Indi geleng-geleng kepala menyaksikan pemandangan indah yang ada di depan matanya itu. “Damn! So beautiful,” ucapnya memuji kecantikan pemandangan di sana.

Damian tersenyum mendengar ucapan dari istrinya itu. “Aku senang, setidaknya kamu tidak kecewa karena mengagumi keindahan di sini. Semoga betah, Indi.”

Perempuan itu lantas membalikkan tubuhnya kemudian melipat tangan di dadanya, menatap datar wajah Damian yang tengah berdiri tepat di depannya.

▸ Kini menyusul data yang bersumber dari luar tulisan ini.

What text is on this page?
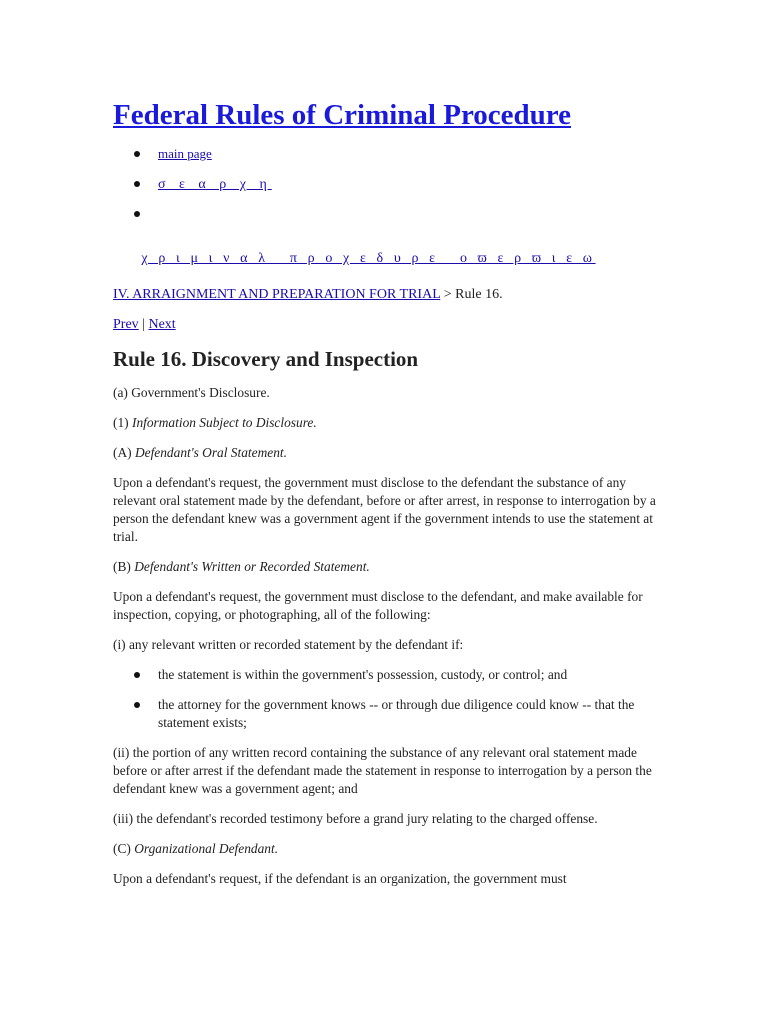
Federal Rules of Criminal Procedure
main page
σ ε α ρ χ η

χ ρ ι μ ι ν α λ   π ρ ο χ ε δ υ ρ ε   ο ϖ ε ρ ϖ ι ε ω

IV. ARRAIGNMENT AND PREPARATION FOR TRIAL > Rule 16.
Prev | Next
Rule 16. Discovery and Inspection

(a) Government's Disclosure.

(1) Information Subject to Disclosure.

(A) Defendant's Oral Statement.

Upon a defendant's request, the government must disclose to the defendant the substance of any relevant oral statement made by the defendant, before or after arrest, in response to interrogation by a person the defendant knew was a government agent if the government intends to use the statement at trial.

(B) Defendant's Written or Recorded Statement.

Upon a defendant's request, the government must disclose to the defendant, and make available for inspection, copying, or photographing, all of the following:

(i) any relevant written or recorded statement by the defendant if:

the statement is within the government's possession, custody, or control; and
the attorney for the government knows -- or through due diligence could know -- that the statement exists;

(ii) the portion of any written record containing the substance of any relevant oral statement made before or after arrest if the defendant made the statement in response to interrogation by a person the defendant knew was a government agent; and

(iii) the defendant's recorded testimony before a grand jury relating to the charged offense.

(C) Organizational Defendant.

Upon a defendant's request, if the defendant is an organization, the government must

“Ya. Harus kasih poin plus setidaknya gue nggak kabur dari sini kalau pemandangannya membosankan,” ucap Indi kepada sang suami.

Damian mengulas senyum tipis. “Enjoy, Indi. Jangan minta yang aneh-aneh karena di sini tidak ada mall atau apa pun itu.”

“Lalu, kalau lapar gimana? Mau jadi nelayan dulu, lo?” tanya Indi dengan nada paniknya. Sebab urusan perut adalah nomor satu yang harus diperhatikan.

“Jangan khawatir. Banyak stok ikan, daging dan sayur mayur di dalam lemari es dan freezer.”

“Masak sendiri? Nggak ada pembantu yang akan menyajikan hidangan itu?” tanya Indi lagi.

Damian menggeleng pelan. “Aku akan memasakan kamu kalau kamu mau melayaniku dengan baik. Sama-sama punya libido tinggi seharusnya kamu menyetujui permintaanku.”

Indi memutar bola mata pelan. “Dasar, otak selangkangan! Yang ada di pikiran elo hanya make love, make dan make love. Nggak ada lagi, yang bakal elo lakukan selain bikin adonan terus apa?”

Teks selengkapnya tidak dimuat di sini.